For some months now, Draghi has been holding off the Governing Council’s doves, who were a majority and wanted a cut, but were reluctant to force the issue in deference to Draghi’s desire for consensus. He offered them a new forward guidance policy as an alternative. On more than one occasion, the ECB president sided with the hawks to thwart a rate cut. If his objective was to win a rate cut for the Italians, why didn’t he act earlier? He had the votes.
There were even grumblings within the council at the time that the bank’s Italian president was acting too much like a German. Now he is being attacked by some Germans for being too Italian, but with far less grounds: The ECB cut is clearly in the interest of the euro area as a whole.
This is the second time the Bundesbank has been on the wrong side of a major ECB decision since Jens Weidmann became its chief in 2011. The first concerned the start of the ECB’s bond-buying program, Outright Market Transactions, an insurance program that most commentators consider to have been a huge success.
Now, together with executive board member Joerg Asmussen and the central bank governors of Austria and the Netherlands, Weidmann has opposed an ordinary rate decision that clearly made sense for the euro area as a whole, but in his view not for Germany. By encouraging the false notion that there is a North-South split (Finland and Belgium supported the cut), Weidmann isn’t helping the ECB, the euro or German influence in the Governing Council.
It isn’t even clear that Germany would be well-served by keeping the ECB’s policy rate higher, because if deflation took hold in Europe, Germans would suffer, too.
The major gripe against the interest rate cut is that it will hurt savers. ECB board member Benoit Coeure has explained why this isn’t the case. In addition, falling inflation in Germany (to 1.2 percent in October from almost 2 percent in July) that preceded and motivated the ECB rate cut has benefited savers: They gain from disinflation, because it increases the real interest rate that is paid on their deposits. So if anything, the ECB’s action last week took back a windfall gain that Germany’s savers received as a result of the drop in the inflation rate.
The rate cut should also reduce the flow of “safe money” into Germany by taking the heat off the periphery. Savers have paid a heavy price for Germany’s status as a haven during the crisis, because the flood of outside funds drove down the interest rate that banks were willing to offer German savers. The ECB’s cut should reduce these inflows, offsetting any effects from the ECB’s reduced refinancing rate.
German taxpayers also stand to benefit from the ECB move. Any policy that helps the finances of debtor countries means there will be less pressure on Germany to rescue the south. By increasing the real burden of interest payments, disinflation has choked the debtor countries and made a rate cut necessary.

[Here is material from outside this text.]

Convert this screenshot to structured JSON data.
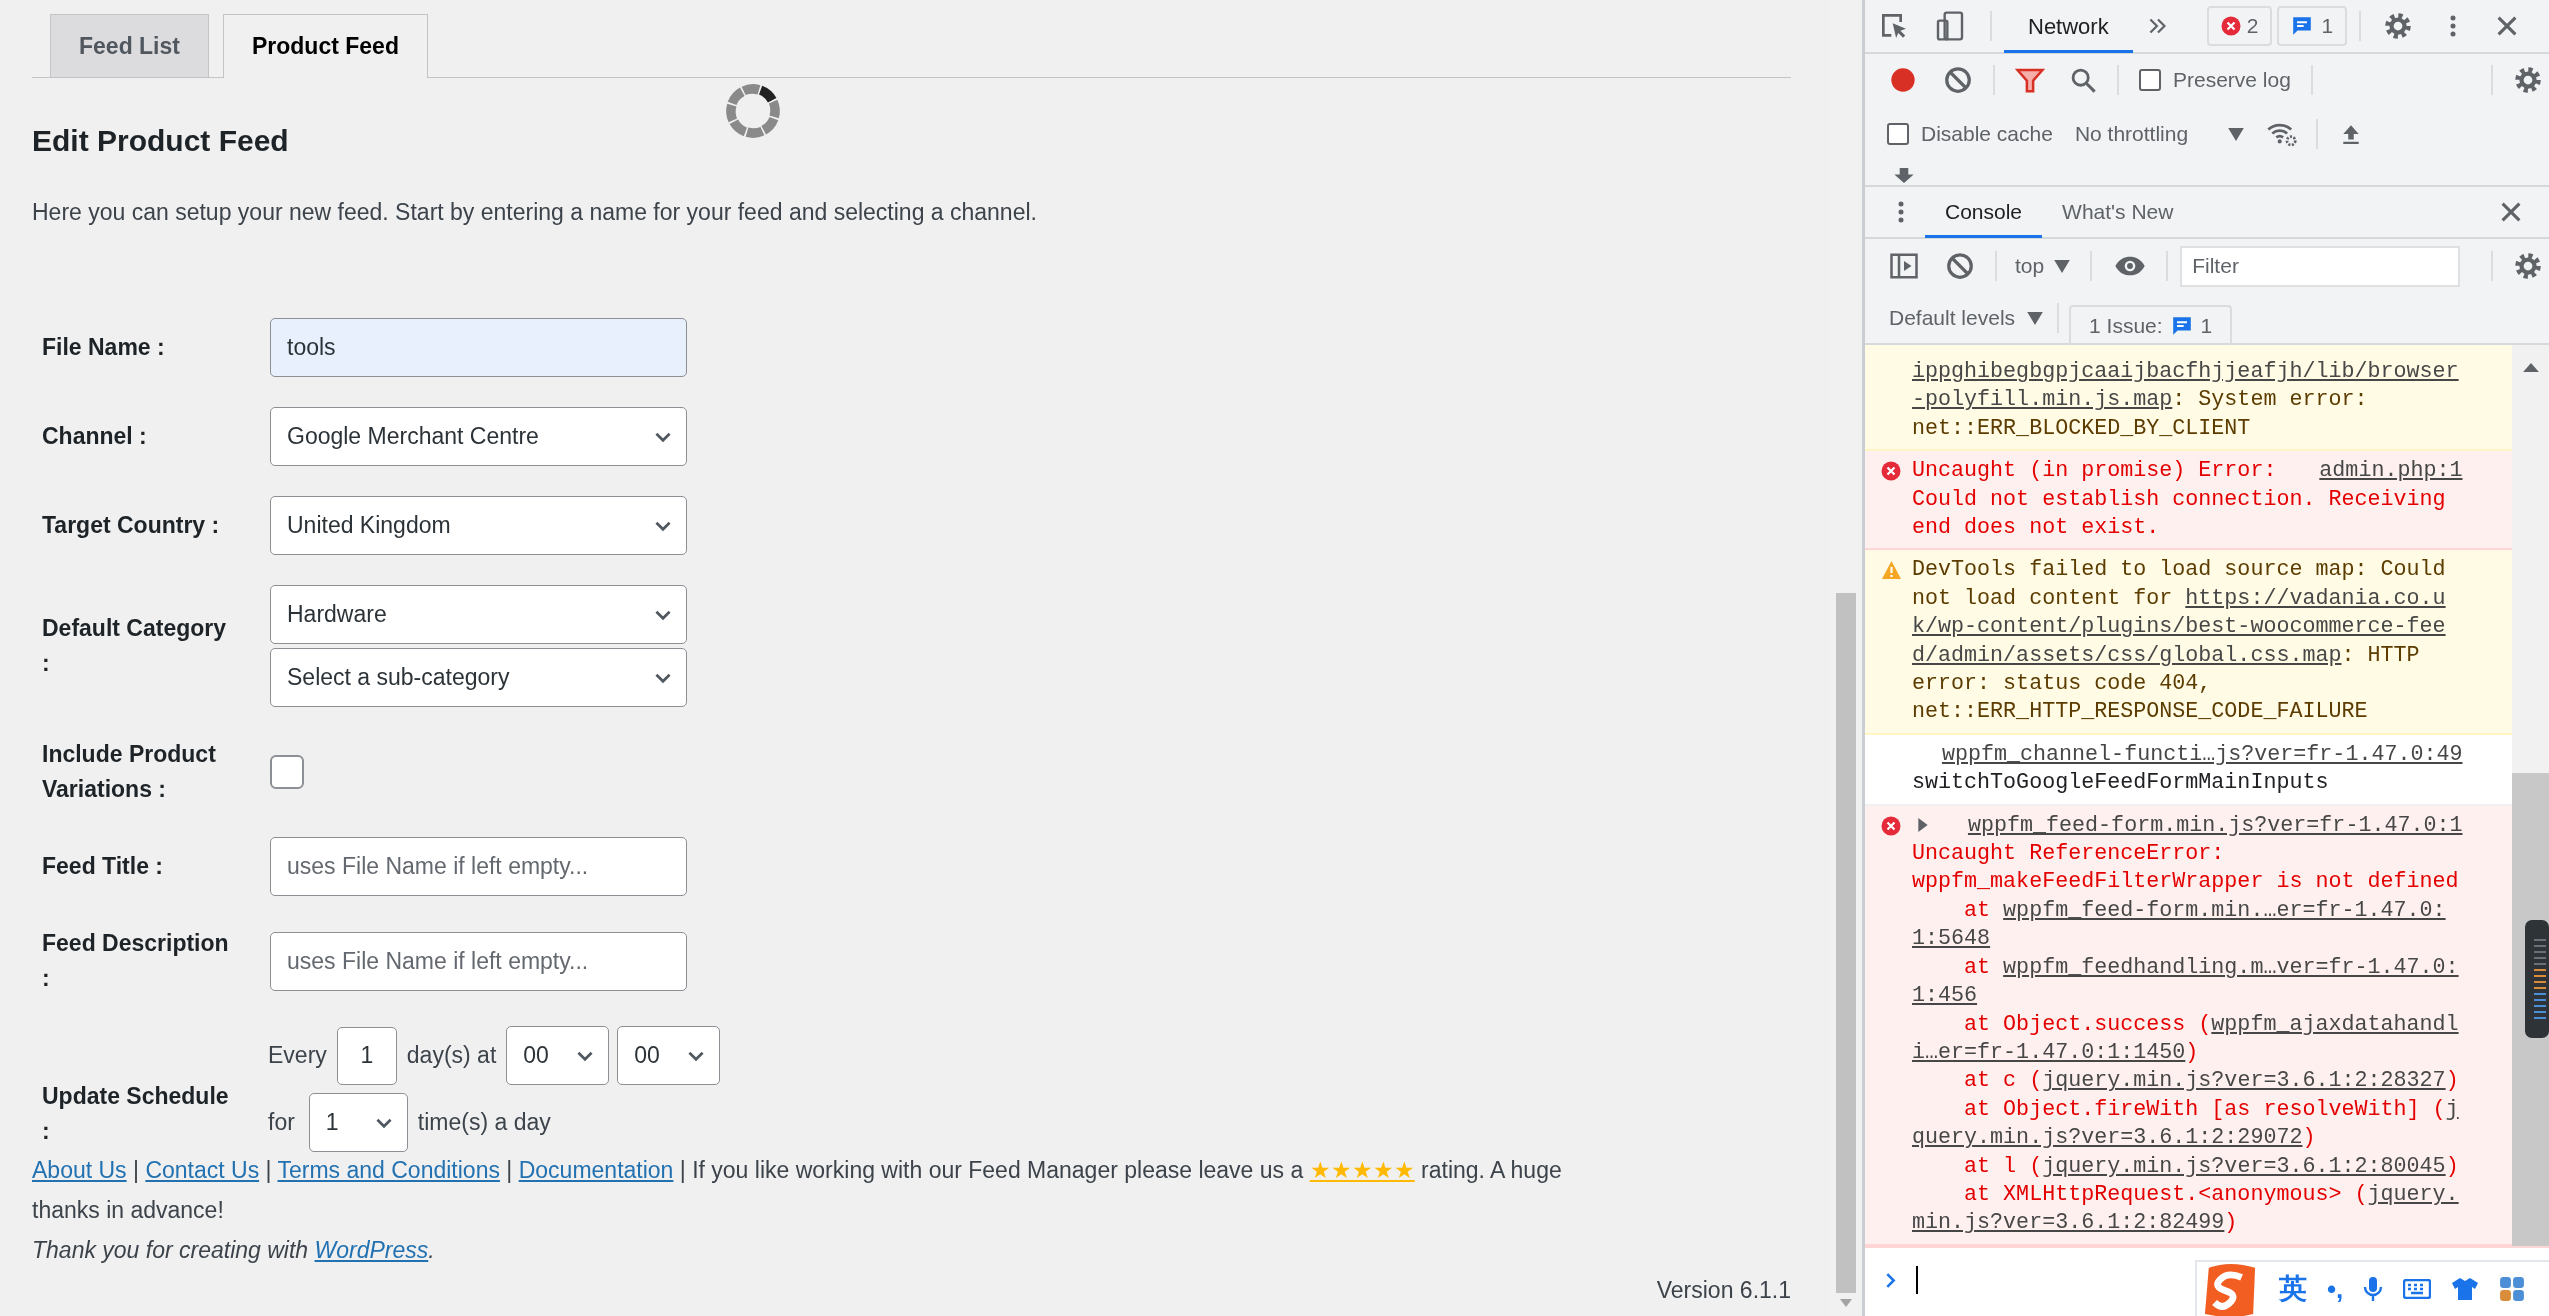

The euro area’s North and South are interconnected. It is in Europe’s overall interest that deflation is averted and the effects of falling inflation on debt liabilities is softened. That is the explanation for the actions of Draghi and most of his colleagues on the ECB’s Governing Council last week. They were right and Europe should feel safer for it.
(Melvyn Krauss is an emeritus professor of economics at New York University and senior fellow at the Hoover Institution, Stanford University.)